NEFSİN ANLAMI (4) PDF 
Salı, 18 Eylül 2018 00:00

NEFSİN ANLAMI (4)

(...dünden devam)

Modern bilime göre psiko-fizyolojik olay olan uyku, istemli hareketin ortadan kalkmasıdır ve beyin sapındaki sinir ağının, beyni ve beyinciği etkilemesiyle oluşur. Uyku esnasında genel bir kas gevşemesi olur. Uykuda, ağır uyku denen kesin hareketsizlik devre­sinin ardından, hareketli devreler gelir. Bunlar on-onbeş dakika aralıklarla tekrarlanır.

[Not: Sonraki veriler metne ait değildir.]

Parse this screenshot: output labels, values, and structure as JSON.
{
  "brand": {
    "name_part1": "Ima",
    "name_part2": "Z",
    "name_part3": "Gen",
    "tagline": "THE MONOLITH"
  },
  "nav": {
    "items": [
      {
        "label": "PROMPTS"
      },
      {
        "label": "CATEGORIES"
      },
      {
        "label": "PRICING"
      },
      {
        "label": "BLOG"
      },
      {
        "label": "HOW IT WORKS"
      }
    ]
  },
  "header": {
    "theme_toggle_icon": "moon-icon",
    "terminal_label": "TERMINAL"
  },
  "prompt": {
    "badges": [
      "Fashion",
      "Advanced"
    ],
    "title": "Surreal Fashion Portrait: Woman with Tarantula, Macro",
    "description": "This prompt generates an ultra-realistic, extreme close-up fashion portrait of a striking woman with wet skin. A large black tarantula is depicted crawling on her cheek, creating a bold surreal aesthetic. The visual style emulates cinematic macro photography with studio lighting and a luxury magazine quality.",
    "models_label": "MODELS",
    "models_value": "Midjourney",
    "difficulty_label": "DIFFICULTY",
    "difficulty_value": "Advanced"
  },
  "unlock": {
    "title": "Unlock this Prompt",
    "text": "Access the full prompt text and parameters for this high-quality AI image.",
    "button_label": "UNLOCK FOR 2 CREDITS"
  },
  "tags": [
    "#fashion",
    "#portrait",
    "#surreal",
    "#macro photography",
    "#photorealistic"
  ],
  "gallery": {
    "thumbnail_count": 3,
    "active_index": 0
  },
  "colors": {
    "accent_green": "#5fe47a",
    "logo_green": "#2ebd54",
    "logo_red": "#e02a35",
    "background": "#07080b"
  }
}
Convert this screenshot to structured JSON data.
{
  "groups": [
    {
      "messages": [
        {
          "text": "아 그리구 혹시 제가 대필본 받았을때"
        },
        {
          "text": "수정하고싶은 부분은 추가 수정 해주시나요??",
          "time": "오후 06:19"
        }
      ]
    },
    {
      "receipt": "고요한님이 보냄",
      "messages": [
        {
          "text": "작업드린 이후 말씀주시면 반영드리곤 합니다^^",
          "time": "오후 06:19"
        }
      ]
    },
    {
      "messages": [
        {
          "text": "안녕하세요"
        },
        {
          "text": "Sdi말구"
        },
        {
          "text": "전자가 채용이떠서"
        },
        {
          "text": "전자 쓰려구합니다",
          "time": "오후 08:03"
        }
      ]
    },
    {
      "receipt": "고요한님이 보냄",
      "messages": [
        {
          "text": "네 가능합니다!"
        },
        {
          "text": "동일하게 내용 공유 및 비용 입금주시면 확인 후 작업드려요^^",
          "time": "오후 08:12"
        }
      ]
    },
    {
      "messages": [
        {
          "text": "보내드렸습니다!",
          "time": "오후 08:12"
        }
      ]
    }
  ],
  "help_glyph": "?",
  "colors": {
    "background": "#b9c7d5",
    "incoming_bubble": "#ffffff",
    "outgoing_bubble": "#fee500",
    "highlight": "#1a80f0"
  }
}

Kullu nefsin zâikatu'l-mevt: Her nefis ölümü tadacaktır” âyetini M. Hamdi Yazır şöyle tefsîr etmiştir:

Nefis, zât ve rûh mânâlarına geldiğinden dolayı bazı zâtlar bu âyetten, rûhun bekası mânâsını anlamışlardır. Çünkü tatmak bir hayat eseridir. Ve tatma ânında tadan kimsenin, bâkî (mevcut, canlı) olduğunu ifade eder. Aksi takdirde tatma düşünülemez. Öyle ise mânâ: “Her nefis, bedeninin ölümünü tadacaktır” demek olur. Bu da nefsin bedenden ayrı olduğunu ve bedenin ölümüyle ölmeyece­ğini anlatır. Ölüm, bedensel hayata özgü olup bedenden ayrılmış rûhların ölmeyeceğini söylemişler, âhiret mes’elesini de rûhun öl­mezliğine dayalı rûhsal bir hayat olarak düşünmüşlerdir.

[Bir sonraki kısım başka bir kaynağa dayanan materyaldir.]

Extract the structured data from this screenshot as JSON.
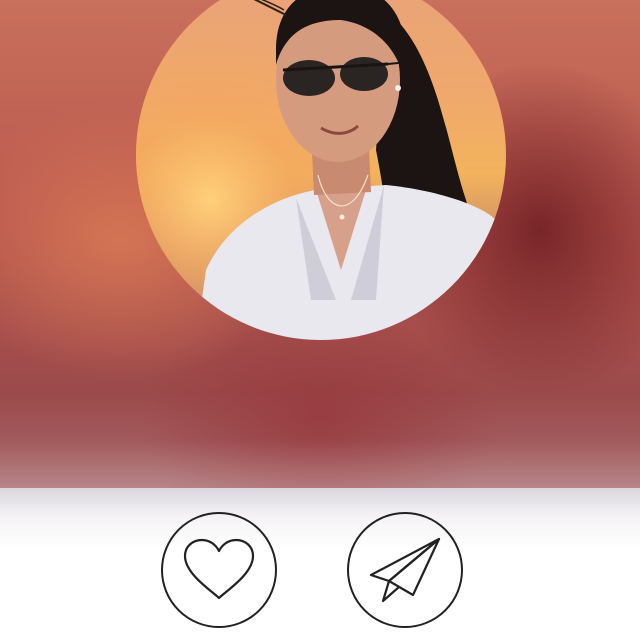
{
  "profile": {
    "avatar_icon": "person-photo"
  },
  "actions": {
    "like_icon": "heart-icon",
    "send_icon": "paper-plane-icon"
  },
  "colors": {
    "blur_dark": "#9c4a4b",
    "blur_light": "#c9705c",
    "button_stroke": "#222222",
    "panel_bg": "#ffffff"
  }
}
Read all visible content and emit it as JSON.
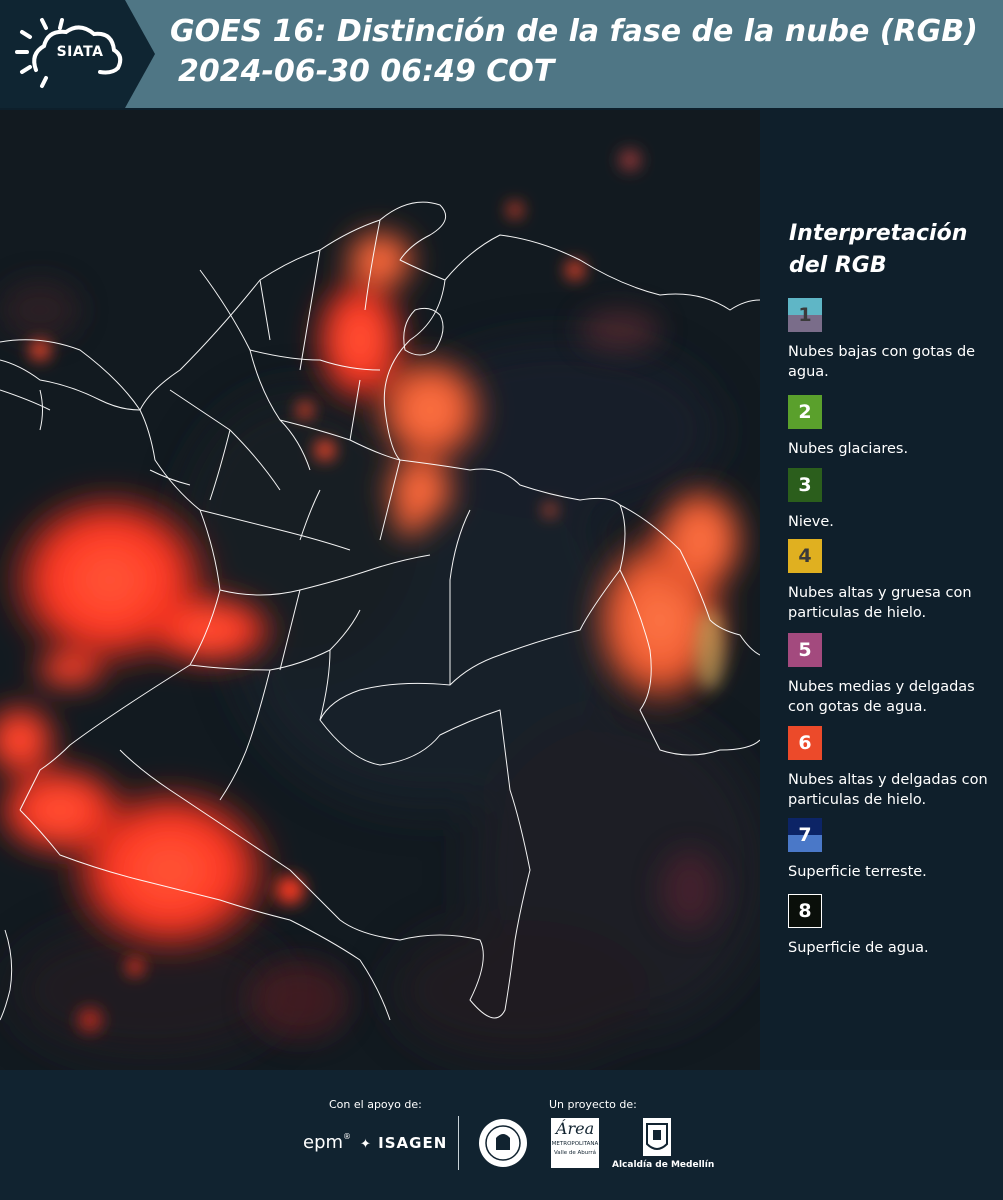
{
  "header": {
    "logo_text": "SIATA",
    "title_line1": "GOES 16: Distinción de la fase de la nube (RGB)",
    "title_line2": "2024-06-30 06:49 COT"
  },
  "legend": {
    "title_line1": "Interpretación",
    "title_line2": "del RGB",
    "items": [
      {
        "number": "1",
        "label": "Nubes bajas con gotas de agua.",
        "color_top": "#5fb6c6",
        "color_bottom": "#7a6d8a",
        "num_color": "#3a3a3a"
      },
      {
        "number": "2",
        "label": "Nubes glaciares.",
        "color_top": "#5aa02c",
        "color_bottom": "#5aa02c",
        "num_color": "#ffffff"
      },
      {
        "number": "3",
        "label": "Nieve.",
        "color_top": "#2b5e1c",
        "color_bottom": "#2b5e1c",
        "num_color": "#ffffff"
      },
      {
        "number": "4",
        "label": "Nubes altas y gruesa con particulas de hielo.",
        "color_top": "#e0b020",
        "color_bottom": "#e0b020",
        "num_color": "#3a3a3a"
      },
      {
        "number": "5",
        "label": "Nubes medias y delgadas con gotas de agua.",
        "color_top": "#a34a7e",
        "color_bottom": "#a34a7e",
        "num_color": "#ffffff"
      },
      {
        "number": "6",
        "label": "Nubes altas y delgadas con particulas de hielo.",
        "color_top": "#ec4a2a",
        "color_bottom": "#ec4a2a",
        "num_color": "#ffffff"
      },
      {
        "number": "7",
        "label": "Superficie terreste.",
        "color_top": "#0c2466",
        "color_bottom": "#4a78c8",
        "num_color": "#ffffff"
      },
      {
        "number": "8",
        "label": "Superficie de agua.",
        "color_top": "#0a0f0a",
        "color_bottom": "#0a0f0a",
        "num_color": "#ffffff"
      }
    ]
  },
  "footer": {
    "support_caption": "Con el apoyo de:",
    "project_caption": "Un proyecto de:",
    "sponsor_epm": "epm",
    "sponsor_isagen": "ISAGEN",
    "partner_area_line1": "Área",
    "partner_area_line2": "METROPOLITANA",
    "partner_area_line3": "Valle de Aburrá",
    "partner_alcaldia": "Alcaldía de Medellín"
  },
  "colors": {
    "header_bg": "#4f7685",
    "panel_bg": "#0f1f2b",
    "cloud_red": "#ff3a22",
    "cloud_orange": "#ff6a3a",
    "border_white": "#ffffff"
  }
}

Diğer yandan kimi müfessirler ve âlimler, bu tür yorumun zorlama olduğunu ileri sürmüşlerdir. Onlara göre "zâikatu'l-mevt:ölümü tadacaktır” demek, ölecektir, demektir. Tadan kimsenin öle­ceği açıktır. Gerçi nefis ve rûhun, büsbütün yok olmayıp bir süre kalabileceği, başka delîllerle sabit ise de genellikle bütün rûhların ölmez olduğu ne aklen ne naklen sabit değildir. Ancak ‘Her nefis ölümü tadacaktır’ hükmü de genel anlamı üzerinde kalmaz. Bu hükmün istisnâları vardır. Çünkü: ‘Sûr’a üflendi, Allah’ın diledikleri dışında göklerde ve yerde olanlar, hep korkudan düşüp bayıldılar’ âyetinde, yüce Allah’ın dilediği kimseler, bu genel hükümden dış tutulmuşlardır. Bundan dolayı göğe ve yere âit melekler ile nefisler arasında ölümsüz olanlar bulunabilecektir. İşte İslâm âlimlerinden bazılarının görüşü budur.”

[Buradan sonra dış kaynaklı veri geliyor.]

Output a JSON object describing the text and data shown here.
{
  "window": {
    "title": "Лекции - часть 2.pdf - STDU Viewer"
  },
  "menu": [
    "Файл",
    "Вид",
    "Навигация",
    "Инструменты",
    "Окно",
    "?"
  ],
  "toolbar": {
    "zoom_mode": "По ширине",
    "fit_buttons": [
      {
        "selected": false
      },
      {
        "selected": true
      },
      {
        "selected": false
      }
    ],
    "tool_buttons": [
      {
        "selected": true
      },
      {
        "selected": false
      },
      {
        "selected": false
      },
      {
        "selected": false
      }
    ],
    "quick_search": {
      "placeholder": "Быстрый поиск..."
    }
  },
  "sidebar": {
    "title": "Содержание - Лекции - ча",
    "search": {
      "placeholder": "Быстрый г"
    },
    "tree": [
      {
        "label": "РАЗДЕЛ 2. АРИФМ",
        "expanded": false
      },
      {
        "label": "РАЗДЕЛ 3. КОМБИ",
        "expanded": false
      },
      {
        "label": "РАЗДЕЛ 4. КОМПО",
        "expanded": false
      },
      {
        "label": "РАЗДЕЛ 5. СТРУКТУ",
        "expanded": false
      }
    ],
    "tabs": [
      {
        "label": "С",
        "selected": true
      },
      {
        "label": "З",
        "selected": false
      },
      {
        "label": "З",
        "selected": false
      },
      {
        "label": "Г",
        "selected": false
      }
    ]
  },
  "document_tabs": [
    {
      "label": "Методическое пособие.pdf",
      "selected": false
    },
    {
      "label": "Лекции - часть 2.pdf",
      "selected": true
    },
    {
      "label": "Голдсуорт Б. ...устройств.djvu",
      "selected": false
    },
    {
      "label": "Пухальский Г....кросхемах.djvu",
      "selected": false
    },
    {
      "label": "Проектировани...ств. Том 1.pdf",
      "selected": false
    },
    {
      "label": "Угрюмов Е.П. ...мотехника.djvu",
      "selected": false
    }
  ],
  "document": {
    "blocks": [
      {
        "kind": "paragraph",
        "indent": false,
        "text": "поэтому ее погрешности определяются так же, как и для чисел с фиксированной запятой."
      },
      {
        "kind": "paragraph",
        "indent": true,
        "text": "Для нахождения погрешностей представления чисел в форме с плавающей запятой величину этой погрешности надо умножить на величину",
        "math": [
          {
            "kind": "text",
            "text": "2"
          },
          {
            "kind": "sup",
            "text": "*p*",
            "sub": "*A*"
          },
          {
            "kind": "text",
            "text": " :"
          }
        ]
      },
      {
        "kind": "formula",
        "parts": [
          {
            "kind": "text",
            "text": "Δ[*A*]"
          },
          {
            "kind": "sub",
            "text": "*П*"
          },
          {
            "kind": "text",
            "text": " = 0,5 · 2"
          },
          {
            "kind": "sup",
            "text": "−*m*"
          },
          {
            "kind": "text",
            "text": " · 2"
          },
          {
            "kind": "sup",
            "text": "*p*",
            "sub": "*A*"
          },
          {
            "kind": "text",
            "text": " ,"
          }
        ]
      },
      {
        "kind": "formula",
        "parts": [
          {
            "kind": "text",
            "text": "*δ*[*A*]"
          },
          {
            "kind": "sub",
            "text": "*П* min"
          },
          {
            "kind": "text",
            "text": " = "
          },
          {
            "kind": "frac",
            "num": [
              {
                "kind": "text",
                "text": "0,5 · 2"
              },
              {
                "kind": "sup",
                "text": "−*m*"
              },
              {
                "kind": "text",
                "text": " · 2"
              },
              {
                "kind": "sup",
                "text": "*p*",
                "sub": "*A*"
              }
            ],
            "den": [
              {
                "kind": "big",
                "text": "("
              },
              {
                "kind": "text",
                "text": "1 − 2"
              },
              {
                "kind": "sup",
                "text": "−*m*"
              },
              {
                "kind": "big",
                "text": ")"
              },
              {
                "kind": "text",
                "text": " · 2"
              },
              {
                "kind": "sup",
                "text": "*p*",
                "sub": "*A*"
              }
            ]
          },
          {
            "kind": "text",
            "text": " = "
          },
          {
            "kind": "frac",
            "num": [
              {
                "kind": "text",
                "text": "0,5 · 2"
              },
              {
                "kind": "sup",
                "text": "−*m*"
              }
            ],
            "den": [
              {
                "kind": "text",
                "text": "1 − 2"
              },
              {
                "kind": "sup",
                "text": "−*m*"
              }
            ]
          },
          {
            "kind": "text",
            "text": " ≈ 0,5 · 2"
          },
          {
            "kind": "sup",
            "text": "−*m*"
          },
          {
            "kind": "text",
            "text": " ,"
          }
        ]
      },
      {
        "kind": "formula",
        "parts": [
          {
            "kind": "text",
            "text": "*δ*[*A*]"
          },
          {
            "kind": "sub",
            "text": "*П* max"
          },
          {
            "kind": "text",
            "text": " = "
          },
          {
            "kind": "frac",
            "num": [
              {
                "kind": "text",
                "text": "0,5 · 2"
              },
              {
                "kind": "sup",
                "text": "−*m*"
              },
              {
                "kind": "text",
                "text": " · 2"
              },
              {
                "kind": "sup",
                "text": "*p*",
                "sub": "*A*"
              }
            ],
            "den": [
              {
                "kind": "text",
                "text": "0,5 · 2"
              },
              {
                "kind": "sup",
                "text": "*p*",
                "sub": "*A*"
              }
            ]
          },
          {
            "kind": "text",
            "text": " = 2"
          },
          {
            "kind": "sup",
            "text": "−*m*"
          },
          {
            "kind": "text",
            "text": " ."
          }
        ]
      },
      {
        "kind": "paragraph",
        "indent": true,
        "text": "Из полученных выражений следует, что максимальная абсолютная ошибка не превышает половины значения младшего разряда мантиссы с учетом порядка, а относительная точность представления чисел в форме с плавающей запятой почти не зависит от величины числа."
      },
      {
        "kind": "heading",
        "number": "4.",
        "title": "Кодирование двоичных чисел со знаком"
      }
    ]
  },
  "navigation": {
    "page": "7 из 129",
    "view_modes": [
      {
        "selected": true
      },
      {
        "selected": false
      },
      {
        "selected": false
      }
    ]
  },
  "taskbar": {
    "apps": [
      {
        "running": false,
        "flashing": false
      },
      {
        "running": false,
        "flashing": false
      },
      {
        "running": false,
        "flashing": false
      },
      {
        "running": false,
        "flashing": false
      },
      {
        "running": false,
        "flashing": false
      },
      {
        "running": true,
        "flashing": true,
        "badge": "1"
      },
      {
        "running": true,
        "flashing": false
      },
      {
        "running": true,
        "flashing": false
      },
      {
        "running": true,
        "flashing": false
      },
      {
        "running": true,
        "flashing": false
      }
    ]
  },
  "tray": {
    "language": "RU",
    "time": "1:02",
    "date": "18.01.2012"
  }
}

Râzî şöyle deniyor: “Yüce Allah: 'Nefse ve onu biçimlendirene andolsun' âyetinde olduğu gibi nefsi genel zikrettiği gibi, “إنَّ الـنَّفْـسَ لأمـَّارَةٌ بِالسُّوءِ

"Muhakkak ki nefis, kötülüğü emredicidir” âyetinde olduğu gibi bazen onu ‘kötülük emredici’ sıfatı ile; “Yoo, kınayan nefse and içerim” âyetinde olduğu gibi bazen ‘kınayan’ sıfatıyla ve ‘Ey huzûra eren nefis!’ âyetinde olduğu gibi bazen de ‘mutmainne’ sıfatı ile anmıştır.